Dia desses eu passava ali na avenida Rio de Janeiro (tentaram batizá-la como avenida Augusto Franco, mas não teve jeito. Quando o povo quer, é assim!) e lembrava dos tempos de menino. Eu nasci na casa nº 1288, quase esquina com rua Guaporé. Nessa época, não era possível o trânsito de carros. As casas ficavam a uma certa altura, como se fosse uma pequena colina. Descíamos na grama em pedaços de papelão, nos invólucros de cachos de coco, que mais pareciam navios rompendo o mar imenso.

 Na frente, depois da linha do trem, havia um terreno, com minadouros e córregos, popularmente conhecido como “Xoxota da Véia” – era assim mesmo que se chamava. Lá havia um campinho de futebol, cujas traves eram troncos de coqueiro. Certa vez, perdemos para um time de outra zona (era assim que se chamava a divisão de bairros entre os guris) por sete a zero. Como eu era muito pequenininho (acho que tinha uns cinco a seis anos), não quiseram me colocar de primeira. Acho que foi por isso que perdemos feio. Se isso me dói até hoje, imagine os jogadores da seleção brasileira depois da derrota pra Alemanha no Maracanã. Se bem que nós, crianças apaixonadas pelas brincadeiras, tínhamos paixão pelo que fazíamos. Já os profissionais…não sei dizer.

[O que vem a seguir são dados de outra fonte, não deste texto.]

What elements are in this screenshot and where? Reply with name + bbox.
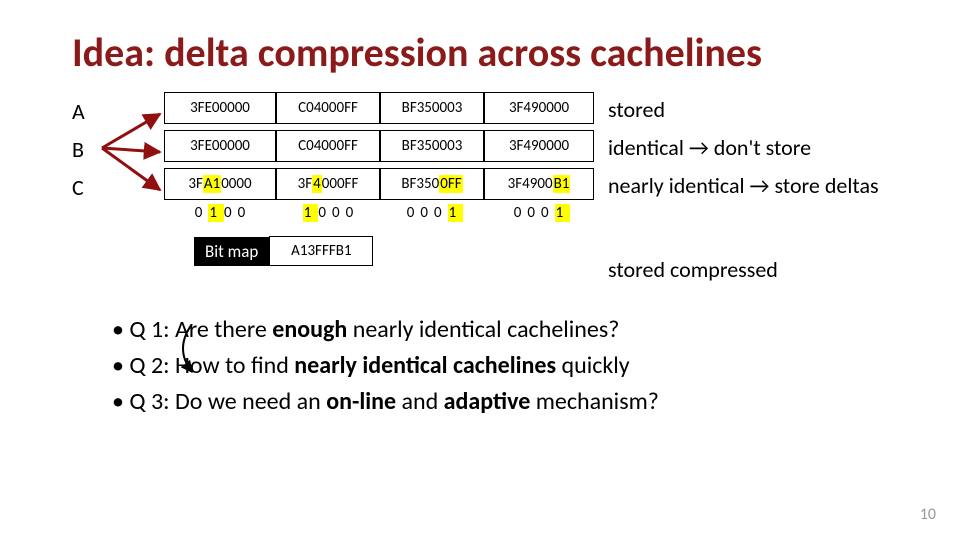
cell: 3FE00000 <box>164 92 276 124</box>
fanout-arrows <box>72 92 172 232</box>
page-number: 10 <box>920 505 936 524</box>
curve-arrow-icon <box>172 324 202 384</box>
arrow-glyph-icon: → <box>689 134 709 161</box>
bits-cell: 0100 <box>164 204 276 222</box>
table-row: 3FE00000 C04000FF BF350003 3F490000 <box>164 92 896 124</box>
cell: 3F490000 <box>484 130 594 162</box>
question-item: • Q 1: Are there enough nearly identical… <box>112 312 896 348</box>
annot-text: identical <box>608 134 689 161</box>
row-label-c: C <box>72 174 84 201</box>
row-label-a: A <box>72 98 85 125</box>
diagram-stage: A B C 3FE00000 C04000FF BF350003 3F49000… <box>72 92 896 266</box>
cell: 3F4900B1 <box>484 168 594 200</box>
annot-stored: stored <box>608 96 665 123</box>
cell: BF350003 <box>380 130 484 162</box>
annot-stored-compressed: stored compressed <box>608 256 778 283</box>
cell: 3F490000 <box>484 92 594 124</box>
question-item: • Q 3: Do we need an on-line and adaptiv… <box>112 384 896 420</box>
bits-cell: 1000 <box>276 204 380 222</box>
annot-text: don't store <box>709 134 811 161</box>
row-label-b: B <box>72 136 84 163</box>
bits-row: 0100100000010001 <box>164 204 896 222</box>
question-item: • Q 2: How to find nearly identical cach… <box>112 348 896 384</box>
annot-nearly: nearly identical → store deltas <box>608 172 879 199</box>
cell: BF3500FF <box>380 168 484 200</box>
cell: 3F4000FF <box>276 168 380 200</box>
annot-text: store deltas <box>769 172 878 199</box>
bitmap-value: A13FFFB1 <box>269 236 373 266</box>
arrow-glyph-icon: → <box>750 172 770 199</box>
bitmap-area: Bit map A13FFFB1 <box>194 236 896 266</box>
bits-cell: 0001 <box>380 204 484 222</box>
cell: 3FA10000 <box>164 168 276 200</box>
annot-text: nearly identical <box>608 172 750 199</box>
annot-identical: identical → don't store <box>608 134 811 161</box>
cell: BF350003 <box>380 92 484 124</box>
cell: 3FE00000 <box>164 130 276 162</box>
slide-title: Idea: delta compression across cacheline… <box>72 32 896 74</box>
cell: C04000FF <box>276 130 380 162</box>
cell: C04000FF <box>276 92 380 124</box>
bits-cell: 0001 <box>484 204 594 222</box>
bitmap-tag: Bit map <box>194 237 269 266</box>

 Enfim… muitas mulheres iam para a “Xoxota da Véia” com as trouxas de roupa equilibradas na cabeça sobre uma rodilha de pano (era o tempo que só mulheres executavam essa atividade!).

 – Quer que eu fale a verdade?

– Diga lá!

– Era um tempo bom!

 A gente também, nas imediações da Rio de Janeiro com Guaporé, brincava de muitas coisas: pega-ladrão, salve-latinha, pembarra ou bimbarra. Mas havia uma que me deixava alucinado: jogar pedra no trem. Claro que eu fazia escondido de minha mãe. Ela já me proibira de fazer isso. Por sinal, quando o trem passava (a linha férrea está lá intacta), ela não permitia que ficássemos na rua.

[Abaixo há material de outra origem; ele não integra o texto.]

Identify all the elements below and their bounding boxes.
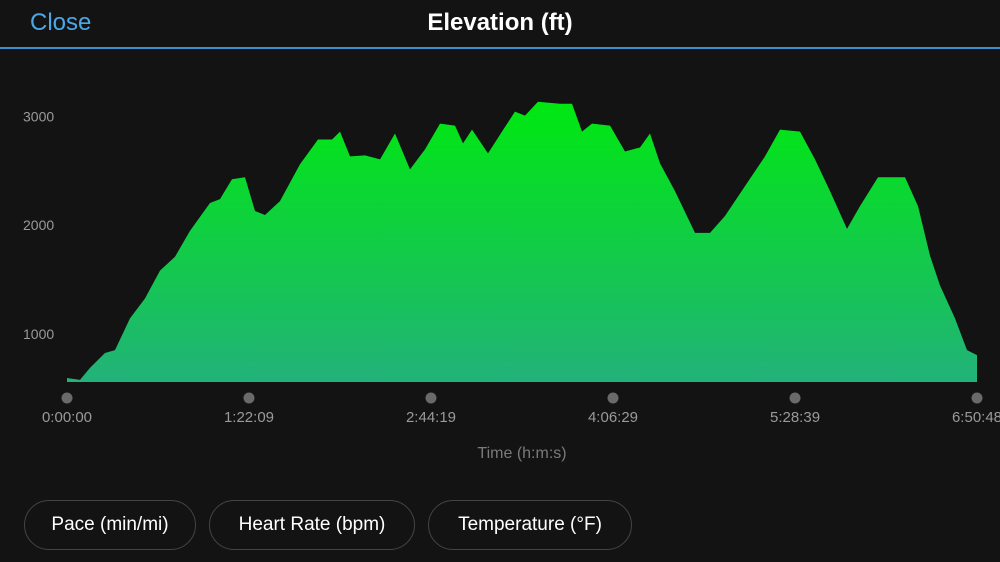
x-tick-dot — [607, 392, 619, 404]
y-tick-label: 2000 — [23, 217, 54, 233]
x-tick-dot — [971, 392, 983, 404]
x-tick-label: 6:50:48 — [952, 409, 1000, 426]
elevation-area — [67, 101, 977, 382]
x-tick-dot — [425, 392, 437, 404]
x-tick-dot — [243, 392, 255, 404]
top-bar: Close Elevation (ft) — [0, 0, 1000, 49]
chart: 1000 2000 3000 0:00:00 1:22:09 2:44:19 4:06:29… — [23, 101, 1000, 462]
y-tick-label: 3000 — [23, 108, 54, 124]
x-tick-dot — [61, 392, 73, 404]
x-tick-label: 5:28:39 — [770, 409, 820, 426]
x-tick-label: 4:06:29 — [588, 409, 638, 426]
x-tick-label: 2:44:19 — [406, 409, 456, 426]
heart-rate-button[interactable]: Heart Rate (bpm) — [209, 500, 415, 550]
x-tick-label: 0:00:00 — [42, 409, 92, 426]
y-tick-label: 1000 — [23, 326, 54, 342]
x-tick-dot — [789, 392, 801, 404]
x-axis-label: Time (h:m:s) — [477, 445, 566, 462]
screen-title: Elevation (ft) — [427, 9, 573, 36]
close-button[interactable]: Close — [30, 9, 92, 36]
pace-button[interactable]: Pace (min/mi) — [24, 500, 196, 550]
x-tick-label: 1:22:09 — [224, 409, 274, 426]
temperature-button[interactable]: Temperature (°F) — [428, 500, 632, 550]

 – André, o trem chama. Se ficar perto, morre!

 Eu me revoltava contra o trem porque ‘ele chamava’ e lhe atirava pedras nos vagões.

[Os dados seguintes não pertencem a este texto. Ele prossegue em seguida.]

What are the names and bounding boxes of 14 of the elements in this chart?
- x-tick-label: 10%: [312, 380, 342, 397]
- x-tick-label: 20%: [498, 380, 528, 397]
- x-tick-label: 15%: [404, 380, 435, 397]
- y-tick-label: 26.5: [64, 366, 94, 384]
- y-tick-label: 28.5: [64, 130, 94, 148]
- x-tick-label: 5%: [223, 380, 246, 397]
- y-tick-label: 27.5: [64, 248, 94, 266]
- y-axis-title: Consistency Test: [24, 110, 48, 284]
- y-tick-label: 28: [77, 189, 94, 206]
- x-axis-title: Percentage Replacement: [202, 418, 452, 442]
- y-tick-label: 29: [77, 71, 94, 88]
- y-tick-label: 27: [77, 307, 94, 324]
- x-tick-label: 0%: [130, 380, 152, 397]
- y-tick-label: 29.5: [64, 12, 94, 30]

– Téin…téin…téin. Era mais ou menos assim o choro onomatopaico que aquele monstro de ferro deixava sair das paredes dos vagões enfileirados militarmente.

 O trem passando me dava a impressão de imponência, de solidez, de certeza de chegada ao destino. Tudo parava para o trem passar.

 Foi então que me peguei pensando:

 – Por que acabaram com esse meio de transporte tão eficaz, barato, seguro, coletivo?

 Os trens são capazes de dirimir, e muito, o problema do inchaço das cidades por causa do trânsito. O metrô é uma grande saída para esse infortúnio de que milhões e milhões de pessoas padecem diariamente neste país sem rumo.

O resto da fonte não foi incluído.